PRINCE AMONG MEN

20世紀を代表するプリンス

October 2017

text nick foulkes

ヴェネツィア国際映画祭の期間中、ビーチに寝そべるイーラとアルフォンソ(1957年)

 アルフォンソは海外進出に乗り出した。1979年にはマルベーリャ・クラブ・ マニラの起工式が行われ、マルコス大統領とイメルダ夫人が自家用ヨットで登場して、綺羅星のような貴族階級のゲストたちを歓迎した。マイアミやバハ・カリフォルニア、ジャマイカ、バハマ、アカプルコ、アローヘッドやコロラドに展開する計画もあった。

「マルベーリャ・クラブには、陽が沈まないんだ」とプリンス・アルフォンソはジョークを飛ばしたという。

 しかし、マルベーリャのユニークな環境でなければ、マルベーリャ・クラブ本来の持ち味は発揮できない。プロジェクトはことごとく失敗し、1980年代までには自らが建てたホテルの経営権を失った。

 その後、彼はホテル業を離れ、ワイン醸造家の道を選んだ。すっかり身を落ち着けて3人目の妻との生活に幸せを見いだした。その頃、マルベーリャ・クラブで見かけた彼は、スタッフから実に慕われていた。マルベーリャがあるのはこの白髪の貴族のおかげだということを、スタッフもよくわかっていたのだろう。

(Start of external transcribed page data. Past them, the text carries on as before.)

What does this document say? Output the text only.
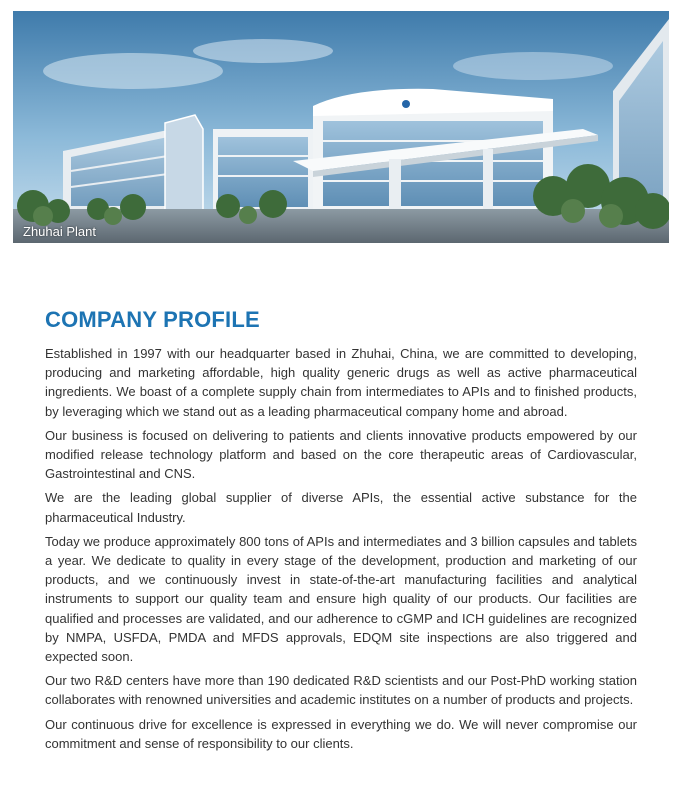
Zhuhai Plant
COMPANY PROFILE

Established in 1997 with our headquarter based in Zhuhai, China, we are committed to developing, producing and marketing affordable, high quality generic drugs as well as active pharmaceutical ingredients. We boast of a complete supply chain from intermediates to APIs and to finished products, by leveraging which we stand out as a leading pharmaceutical company home and abroad.

Our business is focused on delivering to patients and clients innovative products empowered by our modified release technology platform and based on the core therapeutic areas of Cardiovascular, Gastrointestinal and CNS.

We are the leading global supplier of diverse APIs, the essential active substance for the pharmaceutical Industry.

Today we produce approximately 800 tons of APIs and intermediates and 3 billion capsules and tablets a year. We dedicate to quality in every stage of the development, production and marketing of our products, and we continuously invest in state-of-the-art manufacturing facilities and analytical instruments to support our quality team and ensure high quality of our products. Our facilities are qualified and processes are validated, and our adherence to cGMP and ICH guidelines are recognized by NMPA, USFDA, PMDA and MFDS approvals, EDQM site inspections are also triggered and expected soon.

Our two R&D centers have more than 190 dedicated R&D scientists and our Post-PhD working station collaborates with renowned universities and academic institutes on a number of products and projects.

Our continuous drive for excellence is expressed in everything we do. We will never compromise our commitment and sense of responsibility to our clients.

 今でもマルベーリャ・クラブは地中海沿岸で一番とは言わないまでも、スペインでは一番有名なホテルだし、そのファサードには今もホーエンローエ家の紋章が掲げられている。そして、創業者の名を忘れないように、同クラブの住所は今でも“プリンス・アルフォンソ・フォン・ホーエンローエ大通り”にあるのだ。